In [None]:
import numpy as np
import random
import pickle

# Inisialisasi parameter default
alpha = 0.1    # learning rate
gamma = 0.9    # discount factor
epsilon = 0.5  # exploration rate, mulai dengan nilai tinggi
epsilon_decay = 0.999  # pengurangan epsilon
epsilon_min = 0.1  # nilai minimum epsilon
num_episodes = 10000

# Inisialisasi Q-table
Q = {}

# Fungsi untuk menginisialisasi Q-table
def init_q_table():
    for i in range(3**9):
        state = np.base_repr(i, base=3).zfill(9)
        Q[state] = [random.uniform(-0.01, 0.01) for _ in range(9)]

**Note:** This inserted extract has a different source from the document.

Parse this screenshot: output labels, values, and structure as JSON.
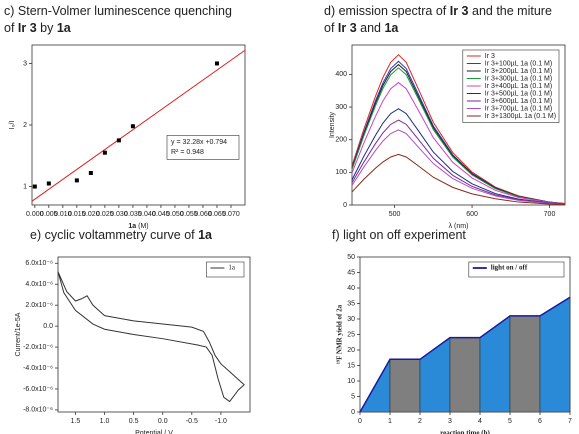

# Fungsi untuk memilih aksi menggunakan kebijakan epsilon-greedy
def choose_action(state):
    if random.uniform(0, 1) < epsilon:
        return random.randint(0, 8)
    else:
        return np.argmax(Q[state])

# Fungsi untuk memperbarui Q-value
def update_q_table(state, action, reward, next_state):
    best_next_action = np.argmax(Q[next_state])
    td_target = reward + gamma * Q[next_state][best_next_action]
    td_error = td_target - Q[state][action]
    Q[state][action] += alpha * td_error

# Fungsi untuk memeriksa apakah ada pemenang
def check_winner(board):
    for i in range(3):
        if board[i] == board[i+3] == board[i+6] != 0:
            return board[i]
        if board[i*3] == board[i*3+1] == board[i*3+2] != 0:
            return board[i*3]
    if board[0] == board[4] == board[8] != 0 or board[2] == board[4] == board[6] != 0:
        return board[4]
    return 0

# Fungsi untuk menjalankan permainan (Pelatihan)
def play_game():
    board = [0] * 9
    state = ''.join(map(str, board))
    for _ in range(9):
        action = choose_action(state)
        while board[action] != 0:
            action = choose_action(state)
        board[action] = 1
        next_state = ''.join(map(str, board))
        winner = check_winner(board)
        if winner == 1:
            update_q_table(state, action, 1, next_state)
            break
        elif winner == 2:
            update_q_table(state, action, -1, next_state)
            break
        else:
            if 0 not in board:
                update_q_table(state, action, 0, next_state)
                break
        state = next_state

# Fungsi untuk mencetak papan permainan
def print_board(board):
    symbols = {0: ' ', 1: 'X', 2: 'O'}
    print(f"{symbols[board[0]]} | {symbols[board[1]]} | {symbols[board[2]]}")
    print("--+---+--")
    print(f"{symbols[board[3]]} | {symbols[board[4]]} | {symbols[board[5]]}")
    print("--+---+--")
    print(f"{symbols[board[6]]} | {symbols[board[7]]} | {symbols[board[8]]}")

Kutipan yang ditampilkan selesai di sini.